We report the uncommon presentation of an unsuspected pheochromocytoma in a 76-year-old woman. Two years after surgery for acute aortic valve insufficiency and a diagnosis of diabetes, the patient presented with postural headaches, orthostatic dizziness, and palpitations. Physical examination confirmed intractable hypertension, orthostatic hypotension, and congestive heart failure secondary to progressive dilated cardiomyopathy. Based on her symptomatology, examination findings, and progressive dilated cardiomyopathy despite aortic valve replacement, a diagnosis of a pheochromocytoma was entertained. Twenty-four-hour urinary studies confirmed the presence of a catecholamine producing tumor. A magnetic resonance image revealed the presence of a 4.6-cm left adrenal mass, which characteristically enhanced on T2 imaging. After medical stabilization with phenoxybenzamine, she underwent a left robotic adrenalectomy. Histology confirmed a diagnosis of a pheochromocytoma. Two weeks later, she was normoglycemic and normotensive off all medications. The pheochromocytoma is a rare catecholamine-producing tumor, which can be lethal unless recognized and appropriately treated. A high degree of clinical suspicion is necessary, especially in the presence of confounding disease processes. A pheochromocytoma should be considered in the differential diagnosis of acute aortic valvular insufficiency in the setting of orthostatic hypotension, intractable hypertension, and newly diagnosed diabetes.
Learning Objectives• Recall the presenting clinical features of this patient when seen 2 years after replacement of an insufficient aortic valve, emphasizing cardiovascular abnormalities. • Point out the lethality of unrecognized pheochromocytoma and diagnostic measures that may permit timely surgical treatment. • Explain relationships among hypersecretion of catecholamines by a pheochromocytoma, cardiovascular disease, and type 2 diabetes. P heochromocytoma presenting as aortic valve insufficiency, progressive dilated cardiomyopathy, orthostatic hypotension, and diabetes is uncommon. We report an unusual case of a 76-year-old woman with a recent history of acute aortic valvular insufficiency and diabetes mellitus type 2 who presented with congestive heart failure, orthostatic hypotension, and was subsequently found to have an unsuspected pheochromocytoma. She had rapid resolution of her intractable orthostatic hypotension, congestive heart failure, and diabetes after the surgical removal of the tumor.

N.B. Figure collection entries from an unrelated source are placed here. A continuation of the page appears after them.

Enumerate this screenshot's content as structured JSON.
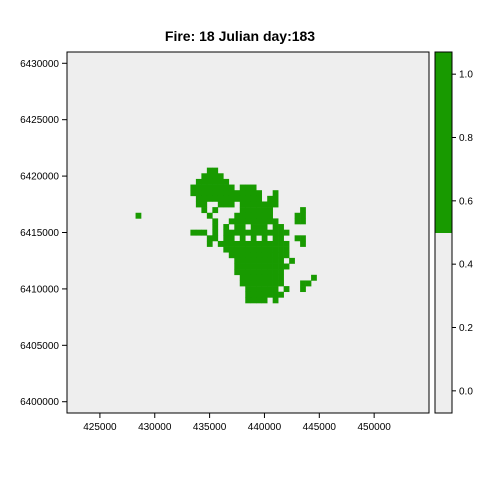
{
  "chart_data": {
    "type": "heatmap",
    "title": "Fire: 18   Julian day:183",
    "xlabel": "",
    "ylabel": "",
    "xlim": [
      422000,
      455000
    ],
    "ylim": [
      6399000,
      6431000
    ],
    "x_ticks": [
      425000,
      430000,
      435000,
      440000,
      445000,
      450000
    ],
    "y_ticks": [
      6400000,
      6405000,
      6410000,
      6415000,
      6420000,
      6425000,
      6430000
    ],
    "x_tick_labels": [
      "425000",
      "430000",
      "435000",
      "440000",
      "445000",
      "450000"
    ],
    "y_tick_labels": [
      "6400000",
      "6405000",
      "6410000",
      "6415000",
      "6420000",
      "6425000",
      "6430000"
    ],
    "cell_size": 500,
    "background_value": 0,
    "burned_value": 1,
    "colors": {
      "background": "#eeeeee",
      "burned": "#189a00",
      "axis": "#000000"
    },
    "burned_cells": [
      [
        435000,
        6420500
      ],
      [
        435500,
        6420500
      ],
      [
        434500,
        6420000
      ],
      [
        435000,
        6420000
      ],
      [
        435500,
        6420000
      ],
      [
        436000,
        6420000
      ],
      [
        434000,
        6419500
      ],
      [
        434500,
        6419500
      ],
      [
        435000,
        6419500
      ],
      [
        435500,
        6419500
      ],
      [
        436000,
        6419500
      ],
      [
        436500,
        6419500
      ],
      [
        433500,
        6419000
      ],
      [
        434000,
        6419000
      ],
      [
        434500,
        6419000
      ],
      [
        435000,
        6419000
      ],
      [
        435500,
        6419000
      ],
      [
        436000,
        6419000
      ],
      [
        436500,
        6419000
      ],
      [
        437000,
        6419000
      ],
      [
        438000,
        6419000
      ],
      [
        438500,
        6419000
      ],
      [
        439000,
        6419000
      ],
      [
        433500,
        6418500
      ],
      [
        434000,
        6418500
      ],
      [
        434500,
        6418500
      ],
      [
        435000,
        6418500
      ],
      [
        435500,
        6418500
      ],
      [
        436000,
        6418500
      ],
      [
        436500,
        6418500
      ],
      [
        437000,
        6418500
      ],
      [
        437500,
        6418500
      ],
      [
        438000,
        6418500
      ],
      [
        438500,
        6418500
      ],
      [
        439000,
        6418500
      ],
      [
        439500,
        6418500
      ],
      [
        441000,
        6418500
      ],
      [
        434000,
        6418000
      ],
      [
        434500,
        6418000
      ],
      [
        435000,
        6418000
      ],
      [
        435500,
        6418000
      ],
      [
        436000,
        6418000
      ],
      [
        436500,
        6418000
      ],
      [
        437000,
        6418000
      ],
      [
        437500,
        6418000
      ],
      [
        438000,
        6418000
      ],
      [
        438500,
        6418000
      ],
      [
        439000,
        6418000
      ],
      [
        439500,
        6418000
      ],
      [
        440500,
        6418000
      ],
      [
        441000,
        6418000
      ],
      [
        434000,
        6417500
      ],
      [
        434500,
        6417500
      ],
      [
        436000,
        6417500
      ],
      [
        436500,
        6417500
      ],
      [
        437000,
        6417500
      ],
      [
        438000,
        6417500
      ],
      [
        438500,
        6417500
      ],
      [
        439000,
        6417500
      ],
      [
        439500,
        6417500
      ],
      [
        440000,
        6417500
      ],
      [
        440500,
        6417500
      ],
      [
        441000,
        6417500
      ],
      [
        428500,
        6416500
      ],
      [
        434500,
        6417000
      ],
      [
        435500,
        6417000
      ],
      [
        438000,
        6417000
      ],
      [
        438500,
        6417000
      ],
      [
        439000,
        6417000
      ],
      [
        439500,
        6417000
      ],
      [
        440000,
        6417000
      ],
      [
        440500,
        6417000
      ],
      [
        443500,
        6417000
      ],
      [
        435000,
        6416500
      ],
      [
        437500,
        6416500
      ],
      [
        438000,
        6416500
      ],
      [
        438500,
        6416500
      ],
      [
        439000,
        6416500
      ],
      [
        439500,
        6416500
      ],
      [
        440000,
        6416500
      ],
      [
        440500,
        6416500
      ],
      [
        443000,
        6416500
      ],
      [
        443500,
        6416500
      ],
      [
        435500,
        6416000
      ],
      [
        437000,
        6416000
      ],
      [
        437500,
        6416000
      ],
      [
        438000,
        6416000
      ],
      [
        438500,
        6416000
      ],
      [
        439000,
        6416000
      ],
      [
        439500,
        6416000
      ],
      [
        440000,
        6416000
      ],
      [
        440500,
        6416000
      ],
      [
        441000,
        6416000
      ],
      [
        443000,
        6416000
      ],
      [
        443500,
        6416000
      ],
      [
        435500,
        6415500
      ],
      [
        436500,
        6415500
      ],
      [
        437500,
        6415500
      ],
      [
        438000,
        6415500
      ],
      [
        439000,
        6415500
      ],
      [
        439500,
        6415500
      ],
      [
        440000,
        6415500
      ],
      [
        441000,
        6415500
      ],
      [
        441500,
        6415500
      ],
      [
        433500,
        6415000
      ],
      [
        434000,
        6415000
      ],
      [
        434500,
        6415000
      ],
      [
        435500,
        6415000
      ],
      [
        436500,
        6415000
      ],
      [
        437000,
        6415000
      ],
      [
        437500,
        6415000
      ],
      [
        438000,
        6415000
      ],
      [
        438500,
        6415000
      ],
      [
        439000,
        6415000
      ],
      [
        439500,
        6415000
      ],
      [
        440000,
        6415000
      ],
      [
        440500,
        6415000
      ],
      [
        441000,
        6415000
      ],
      [
        441500,
        6415000
      ],
      [
        442000,
        6415000
      ],
      [
        435000,
        6414500
      ],
      [
        435500,
        6414500
      ],
      [
        436500,
        6414500
      ],
      [
        437000,
        6414500
      ],
      [
        438000,
        6414500
      ],
      [
        439000,
        6414500
      ],
      [
        440000,
        6414500
      ],
      [
        441000,
        6414500
      ],
      [
        441500,
        6414500
      ],
      [
        443000,
        6414500
      ],
      [
        443500,
        6414500
      ],
      [
        435000,
        6414000
      ],
      [
        436000,
        6414000
      ],
      [
        436500,
        6414000
      ],
      [
        437000,
        6414000
      ],
      [
        437500,
        6414000
      ],
      [
        438000,
        6414000
      ],
      [
        438500,
        6414000
      ],
      [
        439000,
        6414000
      ],
      [
        439500,
        6414000
      ],
      [
        440000,
        6414000
      ],
      [
        440500,
        6414000
      ],
      [
        441000,
        6414000
      ],
      [
        441500,
        6414000
      ],
      [
        442000,
        6414000
      ],
      [
        443500,
        6414000
      ],
      [
        436500,
        6413500
      ],
      [
        437000,
        6413500
      ],
      [
        437500,
        6413500
      ],
      [
        438000,
        6413500
      ],
      [
        438500,
        6413500
      ],
      [
        439000,
        6413500
      ],
      [
        439500,
        6413500
      ],
      [
        440000,
        6413500
      ],
      [
        440500,
        6413500
      ],
      [
        441000,
        6413500
      ],
      [
        441500,
        6413500
      ],
      [
        442000,
        6413500
      ],
      [
        437000,
        6413000
      ],
      [
        437500,
        6413000
      ],
      [
        438000,
        6413000
      ],
      [
        438500,
        6413000
      ],
      [
        439000,
        6413000
      ],
      [
        439500,
        6413000
      ],
      [
        440000,
        6413000
      ],
      [
        440500,
        6413000
      ],
      [
        441000,
        6413000
      ],
      [
        441500,
        6413000
      ],
      [
        442000,
        6413000
      ],
      [
        437500,
        6412500
      ],
      [
        438000,
        6412500
      ],
      [
        438500,
        6412500
      ],
      [
        439000,
        6412500
      ],
      [
        439500,
        6412500
      ],
      [
        440000,
        6412500
      ],
      [
        440500,
        6412500
      ],
      [
        441000,
        6412500
      ],
      [
        441500,
        6412500
      ],
      [
        442500,
        6412500
      ],
      [
        437500,
        6412000
      ],
      [
        438000,
        6412000
      ],
      [
        438500,
        6412000
      ],
      [
        439000,
        6412000
      ],
      [
        439500,
        6412000
      ],
      [
        440000,
        6412000
      ],
      [
        440500,
        6412000
      ],
      [
        441000,
        6412000
      ],
      [
        441500,
        6412000
      ],
      [
        442000,
        6412000
      ],
      [
        437500,
        6411500
      ],
      [
        438000,
        6411500
      ],
      [
        438500,
        6411500
      ],
      [
        439000,
        6411500
      ],
      [
        439500,
        6411500
      ],
      [
        440000,
        6411500
      ],
      [
        440500,
        6411500
      ],
      [
        441000,
        6411500
      ],
      [
        441500,
        6411500
      ],
      [
        438000,
        6411000
      ],
      [
        438500,
        6411000
      ],
      [
        439000,
        6411000
      ],
      [
        439500,
        6411000
      ],
      [
        440000,
        6411000
      ],
      [
        440500,
        6411000
      ],
      [
        441000,
        6411000
      ],
      [
        441500,
        6411000
      ],
      [
        444500,
        6411000
      ],
      [
        438000,
        6410500
      ],
      [
        438500,
        6410500
      ],
      [
        439000,
        6410500
      ],
      [
        439500,
        6410500
      ],
      [
        440000,
        6410500
      ],
      [
        440500,
        6410500
      ],
      [
        441000,
        6410500
      ],
      [
        441500,
        6410500
      ],
      [
        443500,
        6410500
      ],
      [
        444000,
        6410500
      ],
      [
        438500,
        6410000
      ],
      [
        439000,
        6410000
      ],
      [
        439500,
        6410000
      ],
      [
        440000,
        6410000
      ],
      [
        440500,
        6410000
      ],
      [
        441000,
        6410000
      ],
      [
        442000,
        6410000
      ],
      [
        443500,
        6410000
      ],
      [
        438500,
        6409500
      ],
      [
        439000,
        6409500
      ],
      [
        439500,
        6409500
      ],
      [
        440000,
        6409500
      ],
      [
        440500,
        6409500
      ],
      [
        441000,
        6409500
      ],
      [
        441500,
        6409500
      ],
      [
        438500,
        6409000
      ],
      [
        439000,
        6409000
      ],
      [
        439500,
        6409000
      ],
      [
        440000,
        6409000
      ],
      [
        441000,
        6409000
      ]
    ],
    "legend": {
      "placement": "right",
      "range": [
        -0.07,
        1.07
      ],
      "break": 0.5,
      "ticks": [
        0.0,
        0.2,
        0.4,
        0.6,
        0.8,
        1.0
      ],
      "tick_labels": [
        "0.0",
        "0.2",
        "0.4",
        "0.6",
        "0.8",
        "1.0"
      ]
    },
    "grid": false
  }
}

CASE REPORTA 76-year-old woman was first hospitalized 2 years before the present illness for the surgical repair of acute aortic valve insufficiency. At that time, she was simultaneously diagnosed with type 2 diabetes requiring oral medications. Her medical history was notable for uncontrolled hypertension. An echocardiogram revealed severe acute aortic valvular insufficiency with evidence of normal left ventricular size and function. Cardiac catheterization demonstrated no evidence of coronary artery disease.